The PBS and qPitt scores are based on the important severity of illness-related variables, while the ICS also adds comorbidities and site of infection. None of the scores incorporate key treatment-related factors that could influence outcomes. We observed that mortality was significantly higher in patients who had their ceftazidime–avibactam dose renally adjusted. The association was no longer significant after adjustment based on the scores, raising the possibility that need for dose adjustment may be a surrogate for other prognostic variables. Renal impairment and the need for renal replacement therapy have been identified by other investigators as risk factors for poor outcomes in patients treated with ceftazidime–avibactam [32‐34] Antibiotic blood and tissue concentrations as well as minimum inhibitory concentrations may impact patient response, and inclusion in prognostic modeling could improve predictive performance at the expense of model simplicity. Conversely, it may be worthwhile to revisit and revise protocols pertaining to ceftazidime–avibactam renal dose adjustment criteria [35].

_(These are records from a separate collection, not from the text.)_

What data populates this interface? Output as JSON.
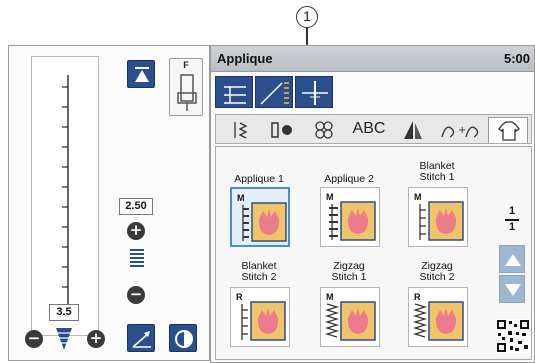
{
  "callout": {
    "number": "1"
  },
  "left_panel": {
    "foot_letter": "F",
    "stitch_width": "2.50",
    "stitch_length": "3.5",
    "plus_symbol": "+",
    "minus_symbol": "−"
  },
  "header": {
    "title": "Applique",
    "time": "5:00"
  },
  "tabs": [
    {
      "label": "",
      "icon": "straight-stitch-tab-icon"
    },
    {
      "label": "",
      "icon": "satin-stitch-tab-icon"
    },
    {
      "label": "",
      "icon": "decorative-stitch-tab-icon"
    },
    {
      "label": "ABC",
      "icon": ""
    },
    {
      "label": "",
      "icon": "quilt-tab-icon"
    },
    {
      "label": "",
      "icon": "floral-tab-icon"
    },
    {
      "label": "",
      "icon": "shirt-tab-icon"
    }
  ],
  "stitches": [
    {
      "label_line1": "Applique 1",
      "label_line2": "",
      "letter": "M",
      "selected": true
    },
    {
      "label_line1": "Applique 2",
      "label_line2": "",
      "letter": "M",
      "selected": false
    },
    {
      "label_line1": "Blanket",
      "label_line2": "Stitch 1",
      "letter": "M",
      "selected": false
    },
    {
      "label_line1": "Blanket",
      "label_line2": "Stitch 2",
      "letter": "R",
      "selected": false
    },
    {
      "label_line1": "Zigzag",
      "label_line2": "Stitch 1",
      "letter": "M",
      "selected": false
    },
    {
      "label_line1": "Zigzag",
      "label_line2": "Stitch 2",
      "letter": "R",
      "selected": false
    }
  ],
  "page_indicator": {
    "current": "1",
    "total": "1"
  },
  "colors": {
    "button_blue": "#2a4f8c",
    "select_blue": "#4a8ec9",
    "tulip_pink": "#ec7b8d",
    "tile_bg": "#f0c56a"
  }
}
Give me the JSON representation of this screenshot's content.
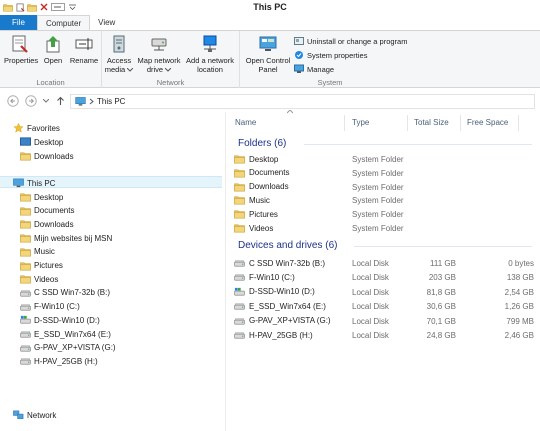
{
  "window": {
    "title": "This PC"
  },
  "tabs": [
    {
      "label": "File"
    },
    {
      "label": "Computer"
    },
    {
      "label": "View"
    }
  ],
  "ribbon": {
    "location_group": {
      "label": "Location",
      "properties": "Properties",
      "open": "Open",
      "rename": "Rename"
    },
    "network_group": {
      "label": "Network",
      "access_media": "Access media",
      "map_network_drive": "Map network drive",
      "add_network_location": "Add a network location"
    },
    "system_group": {
      "label": "System",
      "open_control_panel": "Open Control Panel",
      "uninstall": "Uninstall or change a program",
      "system_properties": "System properties",
      "manage": "Manage"
    }
  },
  "address": {
    "path": "This PC"
  },
  "nav": {
    "favorites": {
      "label": "Favorites",
      "items": [
        "Desktop",
        "Downloads"
      ]
    },
    "this_pc": {
      "label": "This PC",
      "items": [
        {
          "label": "Desktop",
          "icon": "folder-icon"
        },
        {
          "label": "Documents",
          "icon": "folder-icon"
        },
        {
          "label": "Downloads",
          "icon": "folder-icon"
        },
        {
          "label": "Mijn websites bij MSN",
          "icon": "folder-icon"
        },
        {
          "label": "Music",
          "icon": "folder-icon"
        },
        {
          "label": "Pictures",
          "icon": "folder-icon"
        },
        {
          "label": "Videos",
          "icon": "folder-icon"
        },
        {
          "label": "C SSD Win7-32b (B:)",
          "icon": "drive-icon"
        },
        {
          "label": "F-Win10 (C:)",
          "icon": "drive-icon"
        },
        {
          "label": "D-SSD-Win10 (D:)",
          "icon": "windows-drive-icon"
        },
        {
          "label": "E_SSD_Win7x64 (E:)",
          "icon": "drive-icon"
        },
        {
          "label": "G-PAV_XP+VISTA (G:)",
          "icon": "drive-icon"
        },
        {
          "label": "H-PAV_25GB (H:)",
          "icon": "drive-icon"
        }
      ]
    },
    "network": {
      "label": "Network"
    }
  },
  "columns": {
    "name": "Name",
    "type": "Type",
    "total_size": "Total Size",
    "free_space": "Free Space"
  },
  "folders_group": {
    "label": "Folders (6)",
    "items": [
      {
        "name": "Desktop",
        "type": "System Folder"
      },
      {
        "name": "Documents",
        "type": "System Folder"
      },
      {
        "name": "Downloads",
        "type": "System Folder"
      },
      {
        "name": "Music",
        "type": "System Folder"
      },
      {
        "name": "Pictures",
        "type": "System Folder"
      },
      {
        "name": "Videos",
        "type": "System Folder"
      }
    ]
  },
  "drives_group": {
    "label": "Devices and drives (6)",
    "items": [
      {
        "name": "C SSD Win7-32b (B:)",
        "type": "Local Disk",
        "total": "111 GB",
        "free": "0 bytes"
      },
      {
        "name": "F-Win10 (C:)",
        "type": "Local Disk",
        "total": "203 GB",
        "free": "138 GB"
      },
      {
        "name": "D-SSD-Win10 (D:)",
        "type": "Local Disk",
        "total": "81,8 GB",
        "free": "2,54 GB"
      },
      {
        "name": "E_SSD_Win7x64 (E:)",
        "type": "Local Disk",
        "total": "30,6 GB",
        "free": "1,26 GB"
      },
      {
        "name": "G-PAV_XP+VISTA (G:)",
        "type": "Local Disk",
        "total": "70,1 GB",
        "free": "799 MB"
      },
      {
        "name": "H-PAV_25GB (H:)",
        "type": "Local Disk",
        "total": "24,8 GB",
        "free": "2,46 GB"
      }
    ]
  },
  "colors": {
    "file_tab": "#1979ca",
    "group_header": "#1e3287",
    "folder": "#e8c25a",
    "selection": "#e5f3fb"
  }
}
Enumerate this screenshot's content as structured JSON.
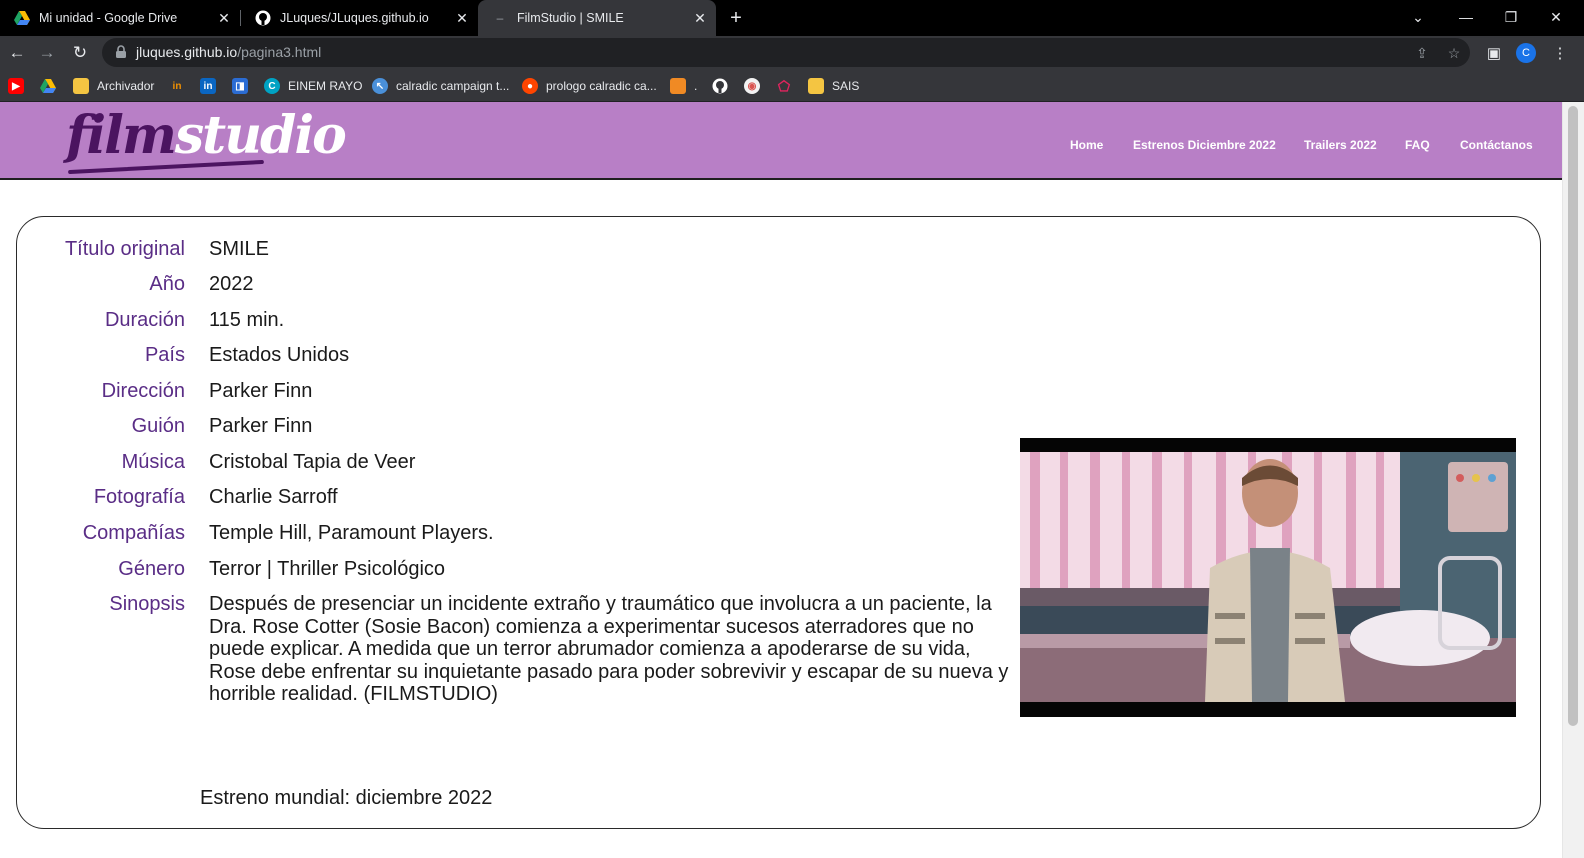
{
  "browser": {
    "tabs": [
      {
        "title": "Mi unidad - Google Drive",
        "active": false
      },
      {
        "title": "JLuques/JLuques.github.io",
        "active": false
      },
      {
        "title": "FilmStudio | SMILE",
        "active": true
      }
    ],
    "url_host": "jluques.github.io",
    "url_path": "/pagina3.html",
    "profile_initial": "C",
    "bookmarks": [
      {
        "label": "",
        "icon": "youtube-icon",
        "color": "#ff0000"
      },
      {
        "label": "",
        "icon": "google-drive-icon",
        "color": "#1fa463"
      },
      {
        "label": "Archivador",
        "icon": "folder-icon",
        "color": "#f4c542"
      },
      {
        "label": "",
        "icon": "infojobs-icon",
        "color": "#f39200"
      },
      {
        "label": "",
        "icon": "linkedin-icon",
        "color": "#0a66c2"
      },
      {
        "label": "",
        "icon": "app-icon",
        "color": "#2b6cd3"
      },
      {
        "label": "EINEM RAYO",
        "icon": "canva-icon",
        "color": "#00c4cc"
      },
      {
        "label": "calradic campaign t...",
        "icon": "site-icon",
        "color": "#4a90d9"
      },
      {
        "label": "prologo calradic ca...",
        "icon": "reddit-icon",
        "color": "#ff4500"
      },
      {
        "label": ".",
        "icon": "box-icon",
        "color": "#f08a24"
      },
      {
        "label": "",
        "icon": "github-icon",
        "color": "#ffffff"
      },
      {
        "label": "",
        "icon": "game-icon",
        "color": "#d9534f"
      },
      {
        "label": "",
        "icon": "gem-icon",
        "color": "#e0245e"
      },
      {
        "label": "SAIS",
        "icon": "folder-icon",
        "color": "#f4c542"
      }
    ]
  },
  "site": {
    "logo_part1": "film",
    "logo_part2": "studio",
    "nav": [
      "Home",
      "Estrenos Diciembre 2022",
      "Trailers 2022",
      "FAQ",
      "Contáctanos"
    ],
    "header_color": "#b87fc6",
    "label_color": "#5a2d86"
  },
  "movie": {
    "rows": [
      {
        "label": "Título original",
        "value": "SMILE"
      },
      {
        "label": "Año",
        "value": "2022"
      },
      {
        "label": "Duración",
        "value": "115 min."
      },
      {
        "label": "País",
        "value": "Estados Unidos"
      },
      {
        "label": "Dirección",
        "value": "Parker Finn"
      },
      {
        "label": "Guión",
        "value": "Parker Finn"
      },
      {
        "label": "Música",
        "value": "Cristobal Tapia de Veer"
      },
      {
        "label": "Fotografía",
        "value": "Charlie Sarroff"
      },
      {
        "label": "Compañías",
        "value": "Temple Hill, Paramount Players."
      },
      {
        "label": "Género",
        "value": "Terror | Thriller Psicológico"
      }
    ],
    "synopsis_label": "Sinopsis",
    "synopsis": "Después de presenciar un incidente extraño y traumático que involucra a un paciente, la Dra. Rose Cotter (Sosie Bacon) comienza a experimentar sucesos aterradores que no puede explicar. A medida que un terror abrumador comienza a apoderarse de su vida, Rose debe enfrentar su inquietante pasado para poder sobrevivir y escapar de su nueva y horrible realidad. (FILMSTUDIO)",
    "release": "Estreno mundial: diciembre 2022"
  }
}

Our study has several important limitations. First, the study is subject to inherent bias with its retrospective, observational design. However, in-depth EMR reviews allowed us to obtain detailed patient level data that may not be available in validation studies that obtain data from large healthcare administrative databases. Second, although our data spanned 4 years and we enrolled patients from six medical centers, the number of patients included was relatively small owing to the infrequency of CRE infections and slow incorporation of new antibiotics into clinical practice. Our event rate was also low, which may partly explain the variable performance of the models. We calculated the scores using the worst physiological measurements within 24 h of culture collection as a proxy for infection onset. However, for patients with community-onset infections as well as those with chronic relapsing infections, the time-frame used may not have reflected the true infection onset. We included only patients treated with ceftazidime–avibactam. Evaluations of scoring system performance in patients treated with other novel agents would be valuable.

There is an ongoing trend in infectious diseases toward algorithmic approaches for risk stratification and treatment. With respect to clinical use, the ICS, PBS, and qPitt all have the advantages of being based on readily available variables and being simple to calculate compared to the more time-intensive APACHE II or SOFA scores. However, none performed well enough in our cohort to be used for clinical decision-making in individual patients. Updating the scores to more accurately predict outcomes in the era of novel antibiotics, rapid diagnostics, and infectious diseases specialist involvement would be worthwhile, not only to improve their utility as tools in observational research but also so that clinicians can use them as supplementary information when making appropriate decisions about the management of patients with CRE infections.